You are on page 1of 1

G.R. No.

170783 June 18, 2012

LEGASPI TOWERS 300, INC., LILIA MARQUINEZ PALANCA, ROSANNA D. IMAI, GLORIA
DOMINGO and RAY VINCENT, Petitioners,
vs.
AMELIA P. MUER, SAMUEL M. TANCHOCO, ROMEO TANKIANG, RUDEL PANGANIBAN,
DOLORES AGBAYANI, ARLENEDAL A. YASUMA, GODOFREDO M. CAGUIOA and EDGARDO M.
SALANDANAN, Respondents.

FACTS:

Pursuant to the by-laws of Legaspi Towers 300, Inc., petitioners Lilia Marquinez Palanca, Rosanna D.
Imai, Gloria Domingo and Ray Vincent, the incumbent Board of Directors, set the annual meeting of the
members of the condominium corporation and the election of the new Board of Directors at the lobby of
Legaspi Towers 300, Inc.

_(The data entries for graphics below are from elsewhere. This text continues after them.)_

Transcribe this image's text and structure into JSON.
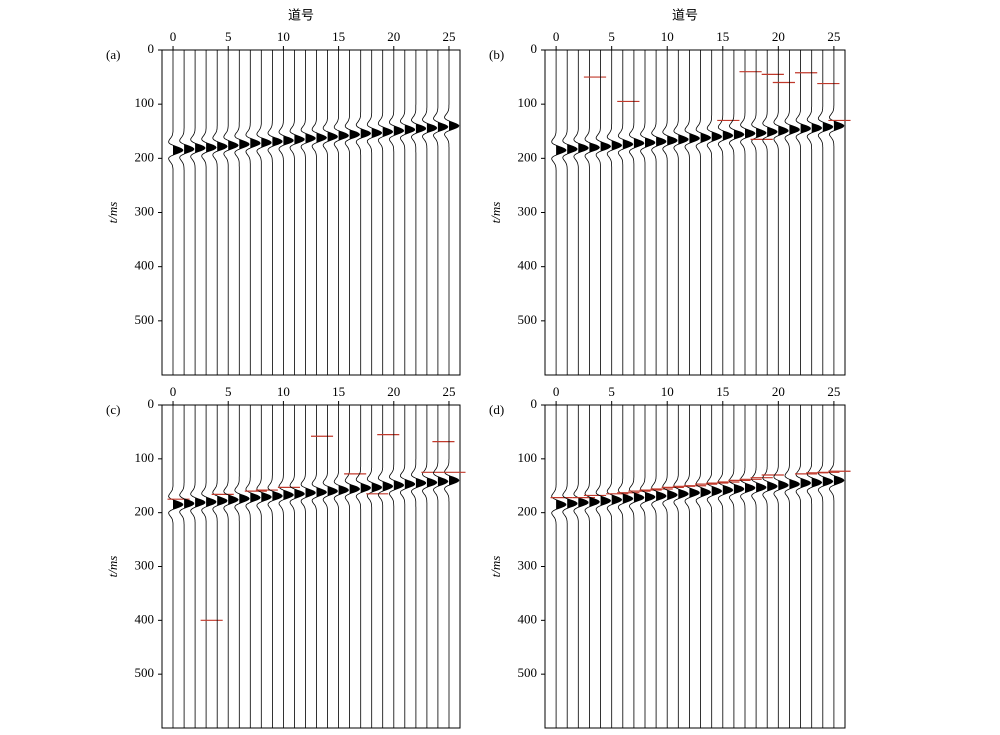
{
  "chart_data": [
    {
      "type": "wiggle",
      "label": "(a)",
      "x_label": "道号",
      "y_label": "t/ms",
      "xlim": [
        -1,
        26
      ],
      "ylim": [
        0,
        600
      ],
      "xticks": [
        0,
        5,
        10,
        15,
        20,
        25
      ],
      "yticks": [
        0,
        100,
        200,
        300,
        400,
        500
      ],
      "x": [
        0,
        1,
        2,
        3,
        4,
        5,
        6,
        7,
        8,
        9,
        10,
        11,
        12,
        13,
        14,
        15,
        16,
        17,
        18,
        19,
        20,
        21,
        22,
        23,
        24,
        25
      ],
      "values": [
        185,
        183,
        181,
        180,
        178,
        176,
        174,
        172,
        171,
        169,
        167,
        165,
        163,
        162,
        160,
        158,
        156,
        154,
        153,
        151,
        149,
        147,
        145,
        144,
        142,
        140
      ],
      "pick_color": "#c0392b",
      "picks": [
        null,
        null,
        null,
        null,
        null,
        null,
        null,
        null,
        null,
        null,
        null,
        null,
        null,
        null,
        null,
        null,
        null,
        null,
        null,
        null,
        null,
        null,
        null,
        null,
        null,
        null
      ]
    },
    {
      "type": "wiggle",
      "label": "(b)",
      "x_label": "道号",
      "y_label": "t/ms",
      "xlim": [
        -1,
        26
      ],
      "ylim": [
        0,
        600
      ],
      "xticks": [
        0,
        5,
        10,
        15,
        20,
        25
      ],
      "yticks": [
        0,
        100,
        200,
        300,
        400,
        500
      ],
      "x": [
        0,
        1,
        2,
        3,
        4,
        5,
        6,
        7,
        8,
        9,
        10,
        11,
        12,
        13,
        14,
        15,
        16,
        17,
        18,
        19,
        20,
        21,
        22,
        23,
        24,
        25
      ],
      "values": [
        185,
        183,
        181,
        180,
        178,
        176,
        174,
        172,
        171,
        169,
        167,
        165,
        163,
        162,
        160,
        158,
        156,
        154,
        153,
        151,
        149,
        147,
        145,
        144,
        142,
        140
      ],
      "pick_color": "#c0392b",
      "picks": [
        null,
        null,
        null,
        50,
        null,
        null,
        95,
        null,
        null,
        null,
        null,
        null,
        null,
        null,
        null,
        130,
        null,
        40,
        165,
        45,
        60,
        null,
        42,
        null,
        62,
        130
      ]
    },
    {
      "type": "wiggle",
      "label": "(c)",
      "y_label": "t/ms",
      "xlim": [
        -1,
        26
      ],
      "ylim": [
        0,
        600
      ],
      "xticks": [
        0,
        5,
        10,
        15,
        20,
        25
      ],
      "yticks": [
        0,
        100,
        200,
        300,
        400,
        500
      ],
      "x": [
        0,
        1,
        2,
        3,
        4,
        5,
        6,
        7,
        8,
        9,
        10,
        11,
        12,
        13,
        14,
        15,
        16,
        17,
        18,
        19,
        20,
        21,
        22,
        23,
        24,
        25
      ],
      "values": [
        185,
        183,
        181,
        180,
        178,
        176,
        174,
        172,
        171,
        169,
        167,
        165,
        163,
        162,
        160,
        158,
        156,
        154,
        153,
        151,
        149,
        147,
        145,
        144,
        142,
        140
      ],
      "pick_color": "#c0392b",
      "picks": [
        175,
        null,
        null,
        400,
        166,
        null,
        null,
        160,
        158,
        null,
        153,
        null,
        null,
        58,
        null,
        null,
        128,
        null,
        165,
        55,
        null,
        null,
        null,
        125,
        68,
        125
      ]
    },
    {
      "type": "wiggle",
      "label": "(d)",
      "y_label": "t/ms",
      "xlim": [
        -1,
        26
      ],
      "ylim": [
        0,
        600
      ],
      "xticks": [
        0,
        5,
        10,
        15,
        20,
        25
      ],
      "yticks": [
        0,
        100,
        200,
        300,
        400,
        500
      ],
      "x": [
        0,
        1,
        2,
        3,
        4,
        5,
        6,
        7,
        8,
        9,
        10,
        11,
        12,
        13,
        14,
        15,
        16,
        17,
        18,
        19,
        20,
        21,
        22,
        23,
        24,
        25
      ],
      "values": [
        185,
        183,
        181,
        180,
        178,
        176,
        174,
        172,
        171,
        169,
        167,
        165,
        163,
        162,
        160,
        158,
        156,
        154,
        153,
        151,
        149,
        147,
        145,
        144,
        142,
        140
      ],
      "pick_color": "#c0392b",
      "picks": [
        172,
        null,
        172,
        168,
        null,
        165,
        163,
        160,
        158,
        156,
        153,
        151,
        150,
        147,
        145,
        143,
        140,
        138,
        135,
        130,
        null,
        null,
        128,
        126,
        125,
        123
      ]
    }
  ]
}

The Committee on Elections of Legaspi Towers 300, Inc., however, found
most of the proxy votes, at its face value, irregular, thus, questionable; and for lack of time to
authenticate the same, petitioners adjourned the meeting for lack of quorum.

However, the group of respondents challenged the adjournment of the meeting. Despite petitioners'
insistence that no quorum was obtained during the annual meeting held on April 2, 2004, respondents
pushed through with the scheduled election and were elected as the new Board of Directors and
officers of Legaspi Towers 300, Inc. and subsequently submitted a General Information Sheet to the
Securities and Exchange Commission (SEC).

On plaintiffs’ motion to admit amended complaint (to include Legaspi Towers 300, Inc. as plaintiff),
the RTC ruled denying the motion for being improper. Then, petitioners filed with the Court of Appeals
and held that Judge Antonio I. De Castro of the Regional Trial Court (RTC) of Manila, did not commit
grave abuse of discretion in issuing the Orders denying petitioners’ Motion to Admit Second Amended
Complaint and that petitioners the justified the inclusion of Legaspi Towers 300, Inc. as plaintiff by
invoking the doctrine of derivative suit.

Petitioners’ motion for reconsideration was denied by the Court of Appeals thereafter. Hence this
petition.

ISSUE:

Whether or not Derivative Suit proper in this case.

RULING:

The Supreme Court DENIED the petition and AFFIRMED the Decision of the Court of Appeals.
Derivative Suit is not applicable.

Since it is the corporation that is the real party-in-interest in a derivative suit, then the reliefs prayed
for must be for the benefit or interest of the corporation. When the reliefs prayed for do not pertain
to the corporation, then it is an improper derivative suit.

The requisites for a derivative suit are as follows:

a) the party bringing suit should be a shareholder as of the time of the act or transaction
complained of, the number of his shares not being material;
b) he has tried to exhaust intra-corporate remedies, i.e., has made a demand on the board of
directors for the appropriate relief but the latter has failed or refused to heed his plea; and
c) the cause of action actually devolves on the corporation, the wrongdoing or harm having
been, or being caused to the corporation and not to the particular stockholder bringing the suit.

As stated by the Court of Appeals, petitioners’ complaint seek to nullify the said election, and to protect
and enforce their individual right to vote. The cause of action devolves on petitioners, not the
condominium corporation, which did not have the right to vote. Hence, the complaint for nullification of
the election is a direct action by petitioners, who were the members of the Board of Directors of the
corporation before the election, against respondents, who are the newly-elected Board of Directors.
Under the circumstances, the derivative suit filed by petitioners in behalf of the condominium
corporation in the Second Amended Complaint is improper.